Mary’s notes from a walk through the Cwrt yr Ala basin, near Dinas Powys, on 7 September 1975 are so very descriptive that I fancy I can almost hear the birds she heard:
Robin ‘ticking’ at our disturbance. Another squealing like a young bird – the squeal is a late summer call. One ‘playing dipper’ on stone in stream below Cwrt yr Ala lakes.
Wrens singing. House martins chirping. Swallows twittering. Long-tailed tits churring, blue tits scolding, woodpigeon cooing, jay screeching, magpie chattering, chaffinch chinking, bullfinch sibilant piping, pheasant barking. Chiffchaff and willow warbler, though with very different songs, have similar calls today, difficult to distinguish. Generally, as one would expect from the song, the chiffchaff has a more clipped, emphatic, less musical call, the willow warbler a softer one.

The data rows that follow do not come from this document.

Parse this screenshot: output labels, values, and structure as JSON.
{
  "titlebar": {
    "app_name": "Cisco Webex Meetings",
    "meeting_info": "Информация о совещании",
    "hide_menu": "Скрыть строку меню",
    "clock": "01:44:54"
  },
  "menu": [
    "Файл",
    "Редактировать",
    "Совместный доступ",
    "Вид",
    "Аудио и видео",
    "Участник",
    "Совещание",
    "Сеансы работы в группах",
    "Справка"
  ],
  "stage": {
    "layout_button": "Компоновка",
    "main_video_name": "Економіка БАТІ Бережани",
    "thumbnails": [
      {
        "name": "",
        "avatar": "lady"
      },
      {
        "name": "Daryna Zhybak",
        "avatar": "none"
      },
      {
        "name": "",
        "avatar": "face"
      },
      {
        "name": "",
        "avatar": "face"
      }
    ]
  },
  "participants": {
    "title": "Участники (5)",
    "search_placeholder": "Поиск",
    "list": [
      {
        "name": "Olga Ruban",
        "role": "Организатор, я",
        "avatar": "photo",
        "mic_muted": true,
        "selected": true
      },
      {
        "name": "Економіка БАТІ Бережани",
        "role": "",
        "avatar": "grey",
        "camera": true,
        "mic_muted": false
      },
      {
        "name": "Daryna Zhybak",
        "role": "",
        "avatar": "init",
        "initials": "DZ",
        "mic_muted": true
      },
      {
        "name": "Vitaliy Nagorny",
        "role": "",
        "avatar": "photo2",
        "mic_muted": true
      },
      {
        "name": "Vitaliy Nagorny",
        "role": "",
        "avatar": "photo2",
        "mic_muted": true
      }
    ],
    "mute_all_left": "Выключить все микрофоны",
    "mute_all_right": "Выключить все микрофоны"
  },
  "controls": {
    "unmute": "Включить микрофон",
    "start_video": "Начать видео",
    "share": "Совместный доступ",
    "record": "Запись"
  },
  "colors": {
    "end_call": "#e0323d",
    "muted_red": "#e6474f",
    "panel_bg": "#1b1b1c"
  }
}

Goldcrests alarm note, blackbirds ditto. Mistle thrushes on wires saying nothing, song thrush on road ditto. Jackdaws and crows croaking, ravens flew past with scarcely a honk. Goldfinch. Grey wagtails – 3 on lower lake and spillway, one on stream below – have a more delicate call than the pied wagtails. Moorhen cronking on lake.